James performed the first recorded Caesarean section of a pregnant woman in 1826, perhaps because he had insight male doctors did not. He gave the grateful patient his tiny portrait as a keepsake.
When Lord Charles fell violently ill, James tended him until he died in 1831. Of him, James wrote, he was “my more than father, my almost only friend.”
James went on to serve in Europe, India, the Caribbean and Canada, eventually becoming Inspector General, one of the army’s top medical posts. He created strict new hygiene standards, an improved diet for patients and new medicines for syphilis and gonorrhea. He worked diligently to improve the welfare of commoners and slaves wherever he encountered them.
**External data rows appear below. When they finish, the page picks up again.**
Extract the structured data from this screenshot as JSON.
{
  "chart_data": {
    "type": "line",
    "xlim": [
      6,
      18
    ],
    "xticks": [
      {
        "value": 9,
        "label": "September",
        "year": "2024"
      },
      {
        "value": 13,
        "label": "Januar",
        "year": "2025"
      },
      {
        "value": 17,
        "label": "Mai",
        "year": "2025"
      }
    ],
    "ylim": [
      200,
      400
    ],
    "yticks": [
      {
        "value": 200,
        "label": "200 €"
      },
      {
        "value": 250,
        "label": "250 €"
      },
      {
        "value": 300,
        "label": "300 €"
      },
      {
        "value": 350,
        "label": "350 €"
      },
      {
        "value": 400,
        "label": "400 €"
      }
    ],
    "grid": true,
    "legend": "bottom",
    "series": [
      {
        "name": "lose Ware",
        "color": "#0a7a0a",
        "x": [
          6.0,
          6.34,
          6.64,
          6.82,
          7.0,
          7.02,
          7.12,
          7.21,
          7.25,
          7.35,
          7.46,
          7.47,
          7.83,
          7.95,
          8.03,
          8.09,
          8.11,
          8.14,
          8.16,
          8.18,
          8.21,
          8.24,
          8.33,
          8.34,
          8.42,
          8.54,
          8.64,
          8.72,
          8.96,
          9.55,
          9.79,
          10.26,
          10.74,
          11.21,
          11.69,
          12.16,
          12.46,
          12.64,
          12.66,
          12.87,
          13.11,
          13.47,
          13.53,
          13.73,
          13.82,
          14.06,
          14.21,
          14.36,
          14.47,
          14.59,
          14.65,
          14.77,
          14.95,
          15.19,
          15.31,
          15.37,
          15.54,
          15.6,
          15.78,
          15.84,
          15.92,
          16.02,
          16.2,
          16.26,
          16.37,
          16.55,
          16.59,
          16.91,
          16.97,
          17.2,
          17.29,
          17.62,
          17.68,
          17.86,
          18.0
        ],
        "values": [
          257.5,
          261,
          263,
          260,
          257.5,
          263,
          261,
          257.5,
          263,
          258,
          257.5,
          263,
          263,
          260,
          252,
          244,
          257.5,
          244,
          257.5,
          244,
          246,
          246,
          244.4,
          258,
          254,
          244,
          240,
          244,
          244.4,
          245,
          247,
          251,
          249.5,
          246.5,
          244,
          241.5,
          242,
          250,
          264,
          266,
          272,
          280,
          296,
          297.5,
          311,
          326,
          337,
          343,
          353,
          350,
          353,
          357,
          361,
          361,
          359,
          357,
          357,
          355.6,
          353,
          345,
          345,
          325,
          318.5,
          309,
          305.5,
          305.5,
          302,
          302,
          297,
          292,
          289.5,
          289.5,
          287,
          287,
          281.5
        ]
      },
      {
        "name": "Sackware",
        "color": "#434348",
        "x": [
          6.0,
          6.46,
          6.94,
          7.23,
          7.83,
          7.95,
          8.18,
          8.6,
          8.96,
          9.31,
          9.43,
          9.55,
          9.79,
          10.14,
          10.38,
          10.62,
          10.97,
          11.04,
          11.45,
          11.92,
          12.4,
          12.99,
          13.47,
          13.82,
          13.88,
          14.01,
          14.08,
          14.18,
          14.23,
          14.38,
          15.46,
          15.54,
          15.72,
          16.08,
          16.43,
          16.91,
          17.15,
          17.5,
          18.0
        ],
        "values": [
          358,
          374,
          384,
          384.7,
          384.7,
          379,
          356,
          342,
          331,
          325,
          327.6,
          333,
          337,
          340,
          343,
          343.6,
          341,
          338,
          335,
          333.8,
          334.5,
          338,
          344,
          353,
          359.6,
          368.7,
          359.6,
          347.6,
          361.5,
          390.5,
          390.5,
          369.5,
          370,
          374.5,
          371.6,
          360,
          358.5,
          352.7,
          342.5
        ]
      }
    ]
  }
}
James took ill in Canada in 1856 and returned to England, where he died in 1865, possibly of dysentery. His last wish was that his clothes not be removed. But someone — Dupreez and Dronfield think it was a female undertaker — disrobed the corpse and reported what she found. The army was furious at the deception and feared a scandal. They published no obituary and suppressed James’ records for 100 years — suppressing his contributions to medicine right along with them. The scandal broke, anyway. Charles Dickens documented it in “A Mystery Still.”
Scholar Isobel Rae discovered Barry’s papers in 1958 and published “The Strange Story of Dr James Barry.” A century after his death, the pioneering doctor’s many accomplishments were finally before the public eye. Rachel Weisz is set to play him in the film based on his life.